The use of scissors requires and enhances many developmental tasks. Cutting allows a child to build up the tiny muscles in the palm of his hand, since he has to continuously open and close the hand. These muscles are also used when the child is writing/painting or holding onto anything with a grip.
Cutting also enhances the use of hand-eye coordination. This means that the child must be able to use his vision, process what he sees, and then be able to move his hand while he is looking at something. This can be a difficult task because it requires the brain to be working with two systems.
Cutting encourages your child to use bilateral coordination. This means that your child can use both sides of their body at the same time.
There are many little things that your child does everyday which constantly use the tiny muscles in your hand (holding a toothbrush), hand-eye coordination (using a spoon to scoop up the food ), and bilateral coordination (zipping up a coat or pants).

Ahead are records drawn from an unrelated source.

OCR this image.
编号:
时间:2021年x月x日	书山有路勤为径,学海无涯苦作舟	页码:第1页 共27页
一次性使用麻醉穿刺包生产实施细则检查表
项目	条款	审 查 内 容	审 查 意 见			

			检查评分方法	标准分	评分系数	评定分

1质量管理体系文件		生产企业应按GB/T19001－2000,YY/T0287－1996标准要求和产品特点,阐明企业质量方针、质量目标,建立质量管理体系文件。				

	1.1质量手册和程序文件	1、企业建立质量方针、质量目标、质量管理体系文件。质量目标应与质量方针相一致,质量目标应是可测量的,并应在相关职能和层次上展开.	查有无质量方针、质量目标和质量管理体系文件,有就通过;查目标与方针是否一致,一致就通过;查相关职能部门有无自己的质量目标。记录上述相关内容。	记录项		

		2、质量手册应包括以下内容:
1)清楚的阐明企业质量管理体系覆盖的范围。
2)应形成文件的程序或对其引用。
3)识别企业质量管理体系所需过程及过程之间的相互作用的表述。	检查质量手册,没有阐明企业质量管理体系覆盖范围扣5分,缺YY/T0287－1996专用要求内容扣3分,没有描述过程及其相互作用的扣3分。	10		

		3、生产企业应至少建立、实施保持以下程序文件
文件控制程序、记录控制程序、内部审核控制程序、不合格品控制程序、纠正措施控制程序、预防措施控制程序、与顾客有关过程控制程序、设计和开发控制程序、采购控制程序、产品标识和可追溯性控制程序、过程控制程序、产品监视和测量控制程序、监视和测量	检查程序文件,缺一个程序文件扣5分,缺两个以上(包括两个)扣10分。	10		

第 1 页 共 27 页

This is the proper developmental sequence of when children should be cutting:
2 years: snip the ends of a piece of paper
2.5 years: cut through a piece of paper
3.0-3.5 years: cut on a 1⁄2” darkened line (can not cut off of the line more than 3 times) 3.5-4.0 years: cut out a circle with darkened lines (has to stay close to the line for 3⁄4 of the circle)
4.5-5.0 years: cut out a square with darkened lines (corners should be sharp)
This activity is a great way to practice fine motor skills!
Cut up some long strips of paper
Draw different types of lines down each strip of paper
Have your child follow the lines while cutting with a kid-friendly scissors
You can leave one strip blank so he can cut the paper however he wants!
Disclaimer: This presents an overview of child development. It is important to keep in mind that the time frames presented are averages and some children may achieve various developmental milestones earlier or later than the average but still be within the normal range of development. This information is presented to help parents understand, at a high level, what to expect from their child. Any questions/concerns you may have about your child’s development should be shared with your doctor.